Sans doute aurai-je davantage de chance avec le langage châtié des officiers et sous-officiers que je côtoie dans l’école où nous supervisons la formation militaire de nos camarades afghans ? Ce n’est pas certain, car je dois me rendre à une « graduation » (non, pas un repère sur un récipient gradué, mais une cérémonie de remise des diplômes à une promotion sortante). Je vais y retrouver les « mentees », les mentis victimes des menteurs ? Non, bien sûr, il s’agit tout simplement des officiers que nous accompagnons au quotidien. Heureusement, à de rares exceptions près, ils ne perçoivent pas les contorsions que nous faisons subir à une belle langue, dont nous souhaitons d’ailleurs ardemment répandre l’usage ici même.

Je me replie alors sur le camp Lafayette, ce havre de paix francophone, probablement protégé de la marée montante des barbarismes de tout poil par de solides merlons, à défaut d’empilements de petit Robert.

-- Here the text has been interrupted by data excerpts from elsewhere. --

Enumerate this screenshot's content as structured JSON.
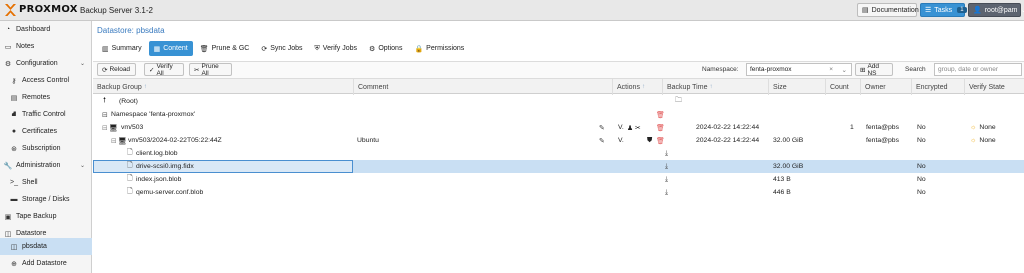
{
  "header": {
    "brand": "PROXMOX",
    "product": "Backup Server 3.1-2",
    "documentation": "Documentation",
    "tasks": "Tasks",
    "tasks_count": "1",
    "user": "root@pam"
  },
  "sidebar": {
    "items": [
      {
        "label": "Dashboard",
        "icon": "gauge-icon"
      },
      {
        "label": "Notes",
        "icon": "note-icon"
      },
      {
        "label": "Configuration",
        "icon": "gears-icon"
      },
      {
        "label": "Access Control",
        "icon": "key-icon"
      },
      {
        "label": "Remotes",
        "icon": "server-icon"
      },
      {
        "label": "Traffic Control",
        "icon": "traffic-icon"
      },
      {
        "label": "Certificates",
        "icon": "certificate-icon"
      },
      {
        "label": "Subscription",
        "icon": "support-icon"
      },
      {
        "label": "Administration",
        "icon": "wrench-icon"
      },
      {
        "label": "Shell",
        "icon": "terminal-icon"
      },
      {
        "label": "Storage / Disks",
        "icon": "hdd-icon"
      },
      {
        "label": "Tape Backup",
        "icon": "tape-icon"
      },
      {
        "label": "Datastore",
        "icon": "database-icon"
      },
      {
        "label": "pbsdata",
        "icon": "database-icon"
      },
      {
        "label": "Add Datastore",
        "icon": "plus-icon"
      }
    ]
  },
  "main": {
    "breadcrumb": "Datastore: pbsdata",
    "tabs": [
      "Summary",
      "Content",
      "Prune & GC",
      "Sync Jobs",
      "Verify Jobs",
      "Options",
      "Permissions"
    ],
    "toolbar": {
      "reload": "Reload",
      "verify_all": "Verify All",
      "prune_all": "Prune All",
      "namespace_label": "Namespace:",
      "namespace_value": "fenta-proxmox",
      "add_ns": "Add NS",
      "search_label": "Search",
      "search_placeholder": "group, date or owner"
    },
    "columns": [
      "Backup Group",
      "Comment",
      "Actions",
      "Backup Time",
      "Size",
      "Count",
      "Owner",
      "Encrypted",
      "Verify State"
    ],
    "rows": [
      {
        "name": "(Root)",
        "comment": "",
        "time": "",
        "size": "",
        "count": "",
        "owner": "",
        "encrypted": "",
        "verify": ""
      },
      {
        "name": "Namespace 'fenta-proxmox'",
        "comment": "",
        "time": "",
        "size": "",
        "count": "",
        "owner": "",
        "encrypted": "",
        "verify": ""
      },
      {
        "name": "vm/503",
        "comment": "",
        "time": "2024-02-22 14:22:44",
        "size": "",
        "count": "1",
        "owner": "fenta@pbs",
        "encrypted": "No",
        "verify": "None"
      },
      {
        "name": "vm/503/2024-02-22T05:22:44Z",
        "comment": "Ubuntu",
        "time": "2024-02-22 14:22:44",
        "size": "32.00 GiB",
        "count": "",
        "owner": "fenta@pbs",
        "encrypted": "No",
        "verify": "None"
      },
      {
        "name": "client.log.blob",
        "comment": "",
        "time": "",
        "size": "",
        "count": "",
        "owner": "",
        "encrypted": "",
        "verify": ""
      },
      {
        "name": "drive-scsi0.img.fidx",
        "comment": "",
        "time": "",
        "size": "32.00 GiB",
        "count": "",
        "owner": "",
        "encrypted": "No",
        "verify": ""
      },
      {
        "name": "index.json.blob",
        "comment": "",
        "time": "",
        "size": "413 B",
        "count": "",
        "owner": "",
        "encrypted": "No",
        "verify": ""
      },
      {
        "name": "qemu-server.conf.blob",
        "comment": "",
        "time": "",
        "size": "446 B",
        "count": "",
        "owner": "",
        "encrypted": "No",
        "verify": ""
      }
    ]
  }
}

Eh bien non, ce sont des « bastion walls ». Après avoir fait le constat rassurant que mes armes sont « claires » (et pourquoi pas désapprovisionnées ?), je dois me rendre à l’évidence : depuis mon départ, mon vocabulaire a subi de nouvelles coupes sombres lorsque, au détour de ma « B-hutte » (la très chic cousine anglaise - barracks-hut - de ma baraque ou de mon cantonnement) je tombe sur une inspection inopinée du « fire warden », en d’autres termes du responsable incendie de mon unité, vous savez, celui qui se fâche quand les extincteurs sont déplombés par des esprits facétieux.

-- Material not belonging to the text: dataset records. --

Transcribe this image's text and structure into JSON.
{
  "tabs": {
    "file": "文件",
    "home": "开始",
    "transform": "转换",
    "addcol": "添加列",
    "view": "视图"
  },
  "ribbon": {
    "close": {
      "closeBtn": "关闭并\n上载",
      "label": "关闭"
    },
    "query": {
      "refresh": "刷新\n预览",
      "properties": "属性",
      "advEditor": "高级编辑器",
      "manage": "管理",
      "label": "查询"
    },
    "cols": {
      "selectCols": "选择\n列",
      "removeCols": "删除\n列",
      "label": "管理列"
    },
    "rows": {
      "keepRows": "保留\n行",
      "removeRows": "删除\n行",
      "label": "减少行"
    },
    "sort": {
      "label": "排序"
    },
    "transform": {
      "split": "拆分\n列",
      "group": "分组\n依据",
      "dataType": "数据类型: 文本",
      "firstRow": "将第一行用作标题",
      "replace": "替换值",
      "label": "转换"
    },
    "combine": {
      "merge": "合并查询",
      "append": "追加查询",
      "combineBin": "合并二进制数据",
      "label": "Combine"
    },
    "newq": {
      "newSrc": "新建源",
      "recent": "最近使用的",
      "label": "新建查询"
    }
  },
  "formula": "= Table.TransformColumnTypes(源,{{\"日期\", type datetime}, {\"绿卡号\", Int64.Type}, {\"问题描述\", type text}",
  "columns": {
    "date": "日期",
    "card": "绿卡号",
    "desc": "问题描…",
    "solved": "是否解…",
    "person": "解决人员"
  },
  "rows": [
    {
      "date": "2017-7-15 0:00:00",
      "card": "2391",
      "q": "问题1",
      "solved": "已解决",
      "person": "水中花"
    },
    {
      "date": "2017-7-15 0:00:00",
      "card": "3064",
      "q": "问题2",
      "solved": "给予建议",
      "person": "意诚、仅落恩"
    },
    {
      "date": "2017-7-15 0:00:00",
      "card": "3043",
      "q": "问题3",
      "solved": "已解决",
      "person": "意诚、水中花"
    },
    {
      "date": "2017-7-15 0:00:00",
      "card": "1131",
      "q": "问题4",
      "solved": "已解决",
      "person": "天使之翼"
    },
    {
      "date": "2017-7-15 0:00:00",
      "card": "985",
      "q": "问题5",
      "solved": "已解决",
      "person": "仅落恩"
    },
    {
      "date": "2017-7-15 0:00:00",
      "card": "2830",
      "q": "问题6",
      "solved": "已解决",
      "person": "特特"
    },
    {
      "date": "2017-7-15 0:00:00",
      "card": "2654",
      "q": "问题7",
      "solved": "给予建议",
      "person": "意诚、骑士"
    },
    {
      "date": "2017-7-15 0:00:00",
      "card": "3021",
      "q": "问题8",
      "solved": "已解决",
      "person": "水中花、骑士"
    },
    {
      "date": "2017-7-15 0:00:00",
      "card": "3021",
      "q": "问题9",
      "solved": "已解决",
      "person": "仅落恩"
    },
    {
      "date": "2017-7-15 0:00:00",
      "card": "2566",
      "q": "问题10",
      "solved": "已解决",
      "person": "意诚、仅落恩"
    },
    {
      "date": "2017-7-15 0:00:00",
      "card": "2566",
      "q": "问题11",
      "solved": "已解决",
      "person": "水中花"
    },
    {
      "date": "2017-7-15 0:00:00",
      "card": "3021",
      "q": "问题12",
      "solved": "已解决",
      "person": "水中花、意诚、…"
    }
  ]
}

Je pourrais lui signaler que l’incendie galope à travers notre belle langue militaire tricolore, à Kaboul comme ailleurs. Passe encore que nous courbions l’échine sous les fourches caudines de l’interopérabilité et de la standardisation souhaitable avec nos alliés et leurs FRAGO, WINGO et autres DINGO (ah non ! celui-là est issu d’une bande dessinée…américaine, où il porte d’ailleurs le nom de Goofy). Mais pourquoi s’ingénier à recourir servilement à des anglicismes, lorsque notre langue met à notre disposition des termes si compréhensibles, sans qu’il soit besoin de torturer notre cerveau, déjà étrangement rebelle à l’apprentissage des langues étrangères ?

François Mitterrand, un fin lettré, nous a prévenus en son temps que « personne n’entend plus un peuple qui perd ses mots ». A nous donc de peser les mérites respectifs entre un effet de mode d’une part, la clarté et la précision de notre vocabulaire naturel de l’autre. Le rite du « charabia » s’impose-t-il pour pénétrer dans le club très sélectif des participants à l’OPEX ?

D’aucuns penseront que l’ancien a été « blasté » entre les deux oreilles et qu’il n’est plus dans « le mood »… Blasté, mais pas blasé de préserver l’identité du français. Allons, je ne suis pas certain de vous avoir convaincus avec ce billet d’humeur sur un sujet largement débattu et pourtant pas très « fun » !!